Mike Vizard summarizes SonarSource’s analysis of LLM-generated code, revealing frequent security vulnerabilities and long-term code quality issues. The article urges DevOps teams to be vigilant when leveraging AI coding tools.

SonarSource Highlights Security Risks and Code Quality Issues in LLM-Generated Code

Author: Mike Vizard

SonarSource has released a comprehensive analysis of code produced by various large language models (LLMs) such as OpenAI’s GPT-4o, Anthropic’s Claude Sonnet 4 and 3.7, Meta’s Llama-3.2-vision:90b, and OpenCoder-8B. The study evaluated more than 4,400 Java programming assignments using the company’s proprietary analysis framework.

Key Findings

  • High Functionality, High Risk: LLMs like Claude Sonnet 4 achieved up to a 95.57% success rate on HumanEval, reflecting their advanced ability to generate executable, correct code for a range of problems.
  • Frequent Security Flaws: Despite their capabilities, all models consistently produced code with significant vulnerabilities, such as hard-coded credentials and path traversal issues.

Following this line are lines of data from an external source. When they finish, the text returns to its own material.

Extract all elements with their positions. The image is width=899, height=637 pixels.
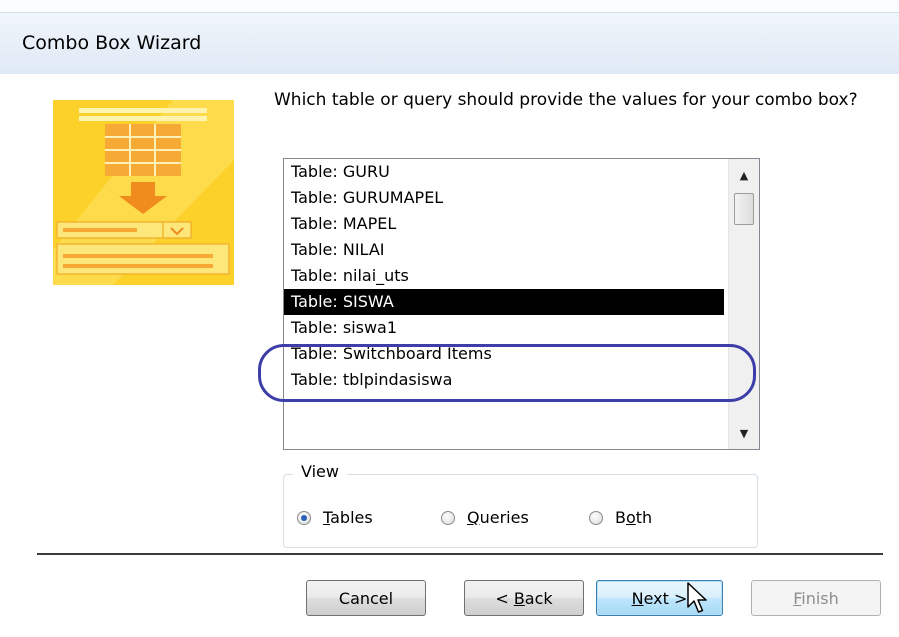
- list-item[interactable]: Table: siswa1: [284, 315, 724, 341]
- wizard-combo-box-illustration: [53, 100, 234, 285]
- list-item[interactable]: Table: Switchboard Items: [284, 341, 724, 367]
- list-item[interactable]: Table: NILAI: [284, 237, 724, 263]
- finish-button[interactable]: Finish: [751, 580, 881, 616]
- list-item[interactable]: Table: GURUMAPEL: [284, 185, 724, 211]
- window-title: Combo Box Wizard: [22, 32, 202, 54]
- radio-unchecked-icon[interactable]: [589, 510, 603, 525]
- next-button-label: Next >: [631, 588, 688, 608]
- mouse-pointer-icon: [687, 582, 707, 613]
- scroll-thumb[interactable]: [734, 193, 754, 225]
- list-item[interactable]: Table: nilai_uts: [284, 263, 724, 289]
- cancel-button[interactable]: Cancel: [306, 580, 426, 616]
- back-button[interactable]: < Back: [464, 580, 584, 616]
- view-radio-tables[interactable]: Tables: [297, 508, 373, 527]
- radio-unchecked-icon[interactable]: [441, 510, 455, 525]
- title-bar: Combo Box Wizard: [0, 0, 899, 75]
- scroll-down-arrow-icon[interactable]: ▼: [729, 421, 759, 445]
- view-radio-queries[interactable]: Queries: [441, 508, 529, 527]
- radio-label-queries: Queries: [467, 508, 529, 527]
- table-query-listbox[interactable]: Table: GURU Table: GURUMAPEL Table: MAPE…: [283, 158, 760, 450]
- back-button-label: < Back: [495, 588, 553, 608]
- scroll-up-arrow-icon[interactable]: ▲: [729, 163, 759, 187]
- wizard-dialog: Which table or query should provide the …: [0, 74, 899, 637]
- radio-label-both: Both: [615, 508, 653, 527]
- list-item-selected[interactable]: Table: SISWA: [284, 289, 724, 315]
- listbox-items: Table: GURU Table: GURUMAPEL Table: MAPE…: [284, 159, 724, 393]
- view-radio-both[interactable]: Both: [589, 508, 652, 527]
- radio-label-tables: Tables: [323, 508, 373, 527]
- finish-button-label: Finish: [793, 588, 839, 608]
- list-item[interactable]: Table: GURU: [284, 159, 724, 185]
- footer-separator: [37, 553, 883, 555]
- radio-checked-icon[interactable]: [297, 510, 311, 525]
- view-groupbox-legend: View: [293, 462, 347, 481]
- wizard-prompt: Which table or query should provide the …: [274, 90, 858, 110]
- list-item[interactable]: Table: tblpindasiswa: [284, 367, 724, 393]
- listbox-vertical-scrollbar[interactable]: ▲ ▼: [728, 159, 759, 449]
- title-bar-top-edge: [0, 0, 899, 13]
- cancel-button-label: Cancel: [338, 588, 394, 608]
- list-item[interactable]: Table: MAPEL: [284, 211, 724, 237]
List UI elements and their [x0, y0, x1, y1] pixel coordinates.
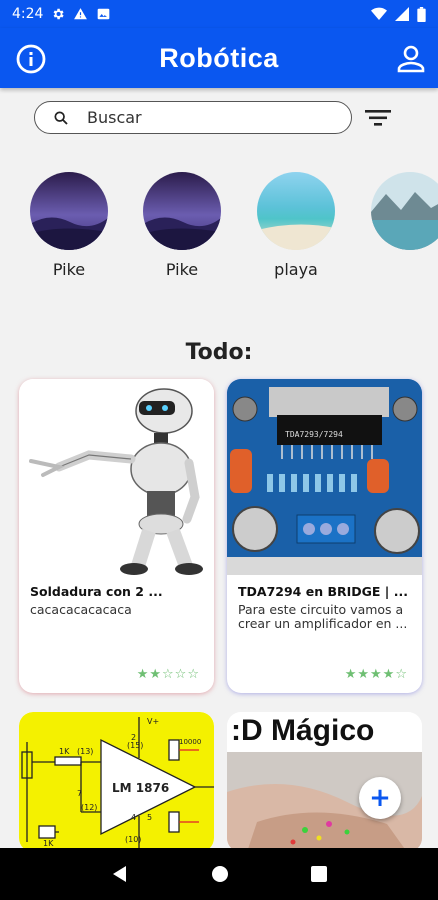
svg-text:5: 5 [147, 813, 152, 822]
account-button[interactable] [394, 42, 428, 76]
stories-carousel[interactable]: Pike Pike playa [0, 172, 438, 287]
account-icon [397, 45, 425, 73]
svg-text:1K: 1K [59, 747, 70, 756]
project-card[interactable]: TDA7293/7294 TDA7294 en BRIDGE | ... Par… [227, 379, 422, 693]
filter-button[interactable] [362, 103, 394, 133]
card-image: TDA7293/7294 [227, 379, 422, 575]
story-item[interactable]: playa [256, 172, 336, 279]
card-description: Para este circuito vamos a crear un ampl… [238, 602, 408, 631]
story-avatar [257, 172, 335, 250]
story-label: Pike [165, 260, 199, 279]
wifi-icon [371, 7, 387, 20]
add-button[interactable]: + [359, 777, 401, 819]
back-icon[interactable] [110, 864, 130, 884]
svg-text:(13): (13) [77, 747, 93, 756]
svg-text:(15): (15) [127, 741, 143, 750]
svg-text:V+: V+ [147, 717, 159, 726]
info-icon [16, 44, 46, 74]
search-icon [54, 110, 68, 125]
card-image: LM 1876 1K 1K V+ (13) (15) (12) 7 2 4 5 … [19, 712, 214, 852]
card-image [19, 379, 214, 575]
svg-text:7: 7 [77, 789, 82, 798]
search-placeholder: Buscar [87, 108, 142, 127]
warning-icon [74, 8, 88, 20]
svg-text:LM 1876: LM 1876 [112, 781, 169, 795]
card-title: Soldadura con 2 ... [30, 584, 163, 599]
image-icon [98, 8, 110, 20]
info-button[interactable] [14, 42, 48, 76]
story-label: Pike [52, 260, 86, 279]
status-time: 4:24 [12, 6, 44, 22]
story-avatar [371, 172, 438, 250]
rating-stars: ★★☆☆☆ [136, 667, 200, 682]
story-item[interactable]: Pike [142, 172, 222, 279]
card-description: cacacacacacaca [30, 602, 132, 617]
signal-icon [395, 7, 409, 21]
project-card[interactable]: LM 1876 1K 1K V+ (13) (15) (12) 7 2 4 5 … [19, 712, 214, 852]
page-title: Robótica [159, 42, 279, 73]
project-card[interactable]: Soldadura con 2 ... cacacacacacaca ★★☆☆☆ [19, 379, 214, 693]
app-bar: Robótica [0, 28, 438, 88]
story-item[interactable] [370, 172, 438, 260]
filter-icon [365, 110, 391, 126]
story-label: playa [274, 260, 318, 279]
svg-text:10000: 10000 [179, 738, 201, 746]
svg-text:2: 2 [131, 733, 136, 742]
svg-text:(10): (10) [125, 835, 141, 844]
navigation-bar [0, 848, 438, 900]
status-bar: 4:24 [0, 0, 438, 28]
svg-text::D Mágico: :D Mágico [231, 714, 374, 747]
svg-text:4: 4 [131, 813, 136, 822]
home-icon[interactable] [210, 864, 230, 884]
section-title: Todo: [185, 340, 253, 365]
story-item[interactable]: Pike [29, 172, 109, 279]
rating-stars: ★★★★☆ [344, 667, 408, 682]
recents-icon[interactable] [310, 865, 328, 883]
svg-text:(12): (12) [81, 803, 97, 812]
gear-icon [54, 8, 65, 20]
svg-text:TDA7293/7294: TDA7293/7294 [285, 430, 343, 439]
battery-icon [417, 6, 426, 22]
search-input[interactable]: Buscar [34, 101, 352, 134]
card-title: TDA7294 en BRIDGE | ... [238, 584, 408, 599]
story-avatar [30, 172, 108, 250]
story-avatar [143, 172, 221, 250]
svg-text:1K: 1K [43, 839, 54, 848]
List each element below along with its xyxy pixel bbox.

For example, more than 70% of vulnerabilities in Llama-3.2-vision:90b output were rated ‘blocker’ severity; GPT-4o showed 62.5%, and Claude Sonnet 4 nearly 60% with similar severity.
  • Trade-offs Between Accuracy and Risk: Improved functional benchmarks (e.g., performance gains in Claude Sonnet 4 over its predecessor) often led to increased rates of severe security bugs—up 93% in some cases.
  • Poor Maintainability: Over 90% of identified issues were ‘code smells’—indicators of poor structure, redundancy, or low maintainability, contributing to long-term technical debt.
  • Model Personality and Bias: Each LLM exhibited a distinct ‘coding personality.’ Developers are urged to understand and account for the biases and verbosity tendencies embedded in each model.

DevOps and Security Implications

Prasenjit Sarkar of SonarSource stressed the need for DevOps teams to thoroughly review LLM-generated code and to recognize both the strengths and weaknesses inherent in these AI tools. He notes that messy or verbose code is not only difficult to debug and fix, but may also require separate AI agents to assist in reviewing and maintaining code quality.

Trust and Productivity

While LLM coding tools can boost developer productivity, the article cautions that these short-term gains may lead to hidden costs in future security incidents or maintenance challenges. It remains uncertain to what extent DevOps teams trust and widely adopt these AI-based coding solutions.

Recommendations

  • Always review, test, and secure code output from LLMs before deployment.
  • Educate teams about risks of hard-coded secrets and code smells in generated code.
  • Balance productivity benefits with long-term quality and security considerations.